When asked about her poetics, her understanding of how poetry works in general and how her poems are grounded, Walter was clear.
“I love the idea of a certain kind of poetics that feels welcoming, that doesn’t feel abrasive or cut off or shut off,” she said. “I hope to be generous in attention and that a reader’s attention will join me in that.”
When teaching undergraduates at CSU, Walter tries to find ways that feel less critical and analytical than the ways poetry has been traditionally taught.
“I try to teach that there are any number of ways one can feel when reading a poem. I focus on the feeling of a poem rather than the analysis of a poem,” she said. “I’m interested in what kind of ethics the poem practices or the writing of poetry in general asks us to practice. I hope to emphasize the importance of being a generous reader to be a successful writer of poetry.”
Thinking critically about the class’s reading list and which voices and identities are represented is another key aspect of her teaching.
“I want to make available those kinds of thinking and feeling that might not otherwise be available to students,” she said. “They are increasingly essential in a polarized, violent world.”
Walter’s approach to constructing her book of poems was, not surprisingly, more poetic than technical.
“So much of the architecture of the book was informed by both river and nest,” she said. “The river is a thing that comes up again and again and again. And I think some of the poems contract and swell in the way a river does. Sometimes they expand into the lyric, and other times they’re an offshoot of a stream like an eddy or a braided stream within a larger river.”
The architecture of the nest is important in how the book was made, she explained, thinking of each line as “a little twig” or a comma “becoming a blade of grass.”
“And the ways a nest holds itself, both with order and without, a conglomeration of the world around it, a seeming randomness but an incredibly intricate architecture made with intent and care and time,” she said. “Those were the two elements that influenced the form of the book.
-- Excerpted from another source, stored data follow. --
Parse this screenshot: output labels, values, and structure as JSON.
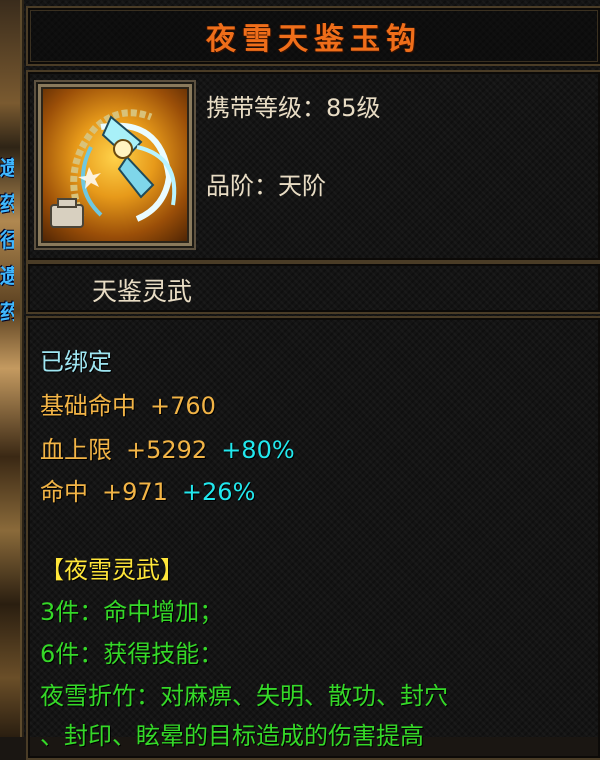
{
  "item": {
    "name": "夜雪天鉴玉钩",
    "carry_level_label": "携带等级：",
    "carry_level_value": "85级",
    "grade_label": "品阶：",
    "grade_value": "天阶",
    "set_name": "天鉴灵武",
    "icon": "hook-weapon-icon"
  },
  "background": {
    "side_chars": [
      "遗",
      "药",
      "径",
      "遗",
      "药"
    ]
  },
  "details": {
    "bound": "已绑定",
    "base_hit_label": "基础命中",
    "base_hit_value": "+760",
    "hp_label": "血上限",
    "hp_value": "+5292",
    "hp_pct": "+80%",
    "hit_label": "命中",
    "hit_value": "+971",
    "hit_pct": "+26%",
    "set_header": "【夜雪灵武】",
    "set_3": "3件：命中增加；",
    "set_6": "6件：获得技能：",
    "skill_line1": "夜雪折竹：对麻痹、失明、散功、封穴",
    "skill_line2": "、封印、眩晕的目标造成的伤害提高"
  },
  "colors": {
    "title": "#ef6e1a",
    "bound": "#9fe6f2",
    "stat_label": "#f2b446",
    "percent": "#22e8ee",
    "set_header": "#ffe63a",
    "set_bonus": "#35d828"
  }
}
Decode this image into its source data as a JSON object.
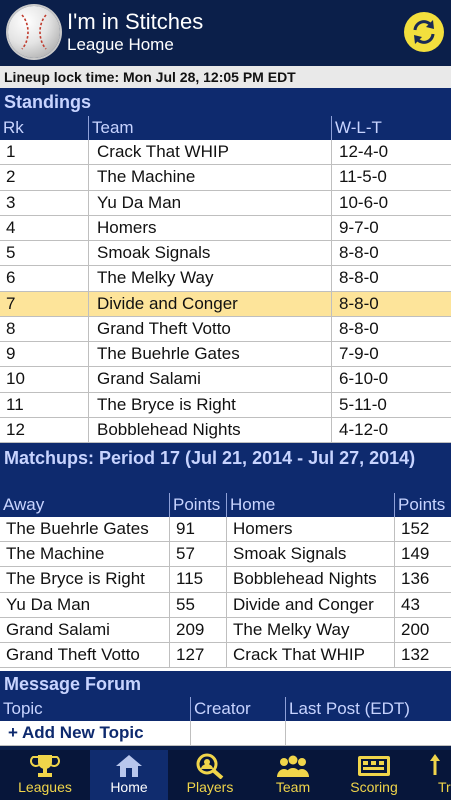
{
  "header": {
    "title": "I'm in Stitches",
    "subtitle": "League Home",
    "logo_icon": "baseball-icon",
    "refresh_icon": "refresh-icon"
  },
  "lock": {
    "label": "Lineup lock time:",
    "value": "Mon Jul 28, 12:05 PM EDT"
  },
  "standings": {
    "title": "Standings",
    "columns": [
      "Rk",
      "Team",
      "W-L-T"
    ],
    "highlight_rank": "7",
    "rows": [
      {
        "rank": "1",
        "team": "Crack That WHIP",
        "record": "12-4-0"
      },
      {
        "rank": "2",
        "team": "The Machine",
        "record": "11-5-0"
      },
      {
        "rank": "3",
        "team": "Yu Da Man",
        "record": "10-6-0"
      },
      {
        "rank": "4",
        "team": "Homers",
        "record": "9-7-0"
      },
      {
        "rank": "5",
        "team": "Smoak Signals",
        "record": "8-8-0"
      },
      {
        "rank": "6",
        "team": "The Melky Way",
        "record": "8-8-0"
      },
      {
        "rank": "7",
        "team": "Divide and Conger",
        "record": "8-8-0"
      },
      {
        "rank": "8",
        "team": "Grand Theft Votto",
        "record": "8-8-0"
      },
      {
        "rank": "9",
        "team": "The Buehrle Gates",
        "record": "7-9-0"
      },
      {
        "rank": "10",
        "team": "Grand Salami",
        "record": "6-10-0"
      },
      {
        "rank": "11",
        "team": "The Bryce is Right",
        "record": "5-11-0"
      },
      {
        "rank": "12",
        "team": "Bobblehead Nights",
        "record": "4-12-0"
      }
    ]
  },
  "matchups": {
    "title": "Matchups: Period 17 (Jul 21, 2014 - Jul 27, 2014)",
    "columns": [
      "Away",
      "Points",
      "Home",
      "Points"
    ],
    "rows": [
      {
        "away": "The Buehrle Gates",
        "away_points": "91",
        "home": "Homers",
        "home_points": "152"
      },
      {
        "away": "The Machine",
        "away_points": "57",
        "home": "Smoak Signals",
        "home_points": "149"
      },
      {
        "away": "The Bryce is Right",
        "away_points": "115",
        "home": "Bobblehead Nights",
        "home_points": "136"
      },
      {
        "away": "Yu Da Man",
        "away_points": "55",
        "home": "Divide and Conger",
        "home_points": "43"
      },
      {
        "away": "Grand Salami",
        "away_points": "209",
        "home": "The Melky Way",
        "home_points": "200"
      },
      {
        "away": "Grand Theft Votto",
        "away_points": "127",
        "home": "Crack That WHIP",
        "home_points": "132"
      }
    ]
  },
  "forum": {
    "title": "Message Forum",
    "columns": [
      "Topic",
      "Creator",
      "Last Post (EDT)"
    ],
    "add_topic": "+ Add New Topic"
  },
  "tabs": [
    {
      "label": "Leagues",
      "icon": "trophy-icon",
      "active": false
    },
    {
      "label": "Home",
      "icon": "home-icon",
      "active": true
    },
    {
      "label": "Players",
      "icon": "player-search-icon",
      "active": false
    },
    {
      "label": "Team",
      "icon": "team-icon",
      "active": false
    },
    {
      "label": "Scoring",
      "icon": "scoreboard-icon",
      "active": false
    },
    {
      "label": "Tr",
      "icon": "trade-icon",
      "active": false
    }
  ],
  "colors": {
    "navy": "#0b1f4a",
    "section": "#0e2a6e",
    "header_text": "#c8d4ff",
    "highlight": "#fde49a",
    "accent_yellow": "#f0d54a"
  }
}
Form came not from myself but from the world around me.”
Asked whether her poetry can be considered nature poetry, Walter was typically thoughtful.
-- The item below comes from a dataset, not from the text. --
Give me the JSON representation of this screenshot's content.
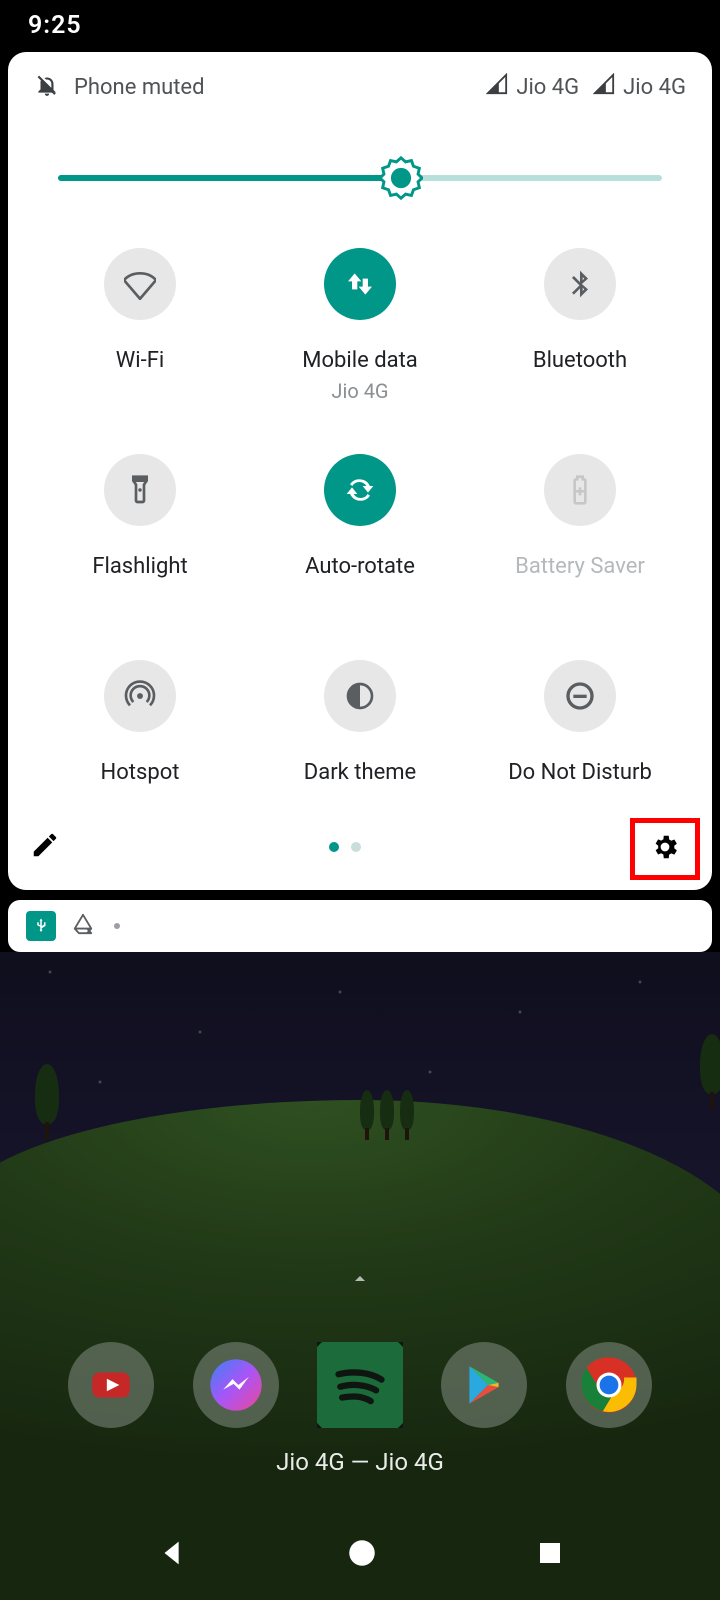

“I sometimes struggle with the genre or the idea of nature poetry in which humans are removed from nature,” she said. “So much of my poetry is interested in the natural world and comes from the natural world. I hope it also encompasses the world that extends beyond just nature writing. It doesn’t necessarily have an agenda to be an eco-poetics. It is deeply invested and caring for the world it attends to.”
Asked about the wider poetry community in Colorado, Walter was enthusiastic.
“Poetry is alive and well and vibrant in Colorado,” she said. “So many poets in the Colorado landscape are doing important work and opening important threads.”
Ceil Malek has an MA in journalism from CU Boulder and an MFA in creative nonfiction from Goucher College. In addition to writing and editing for many publications, she taught in the Writing Program at UCCS for 30 years.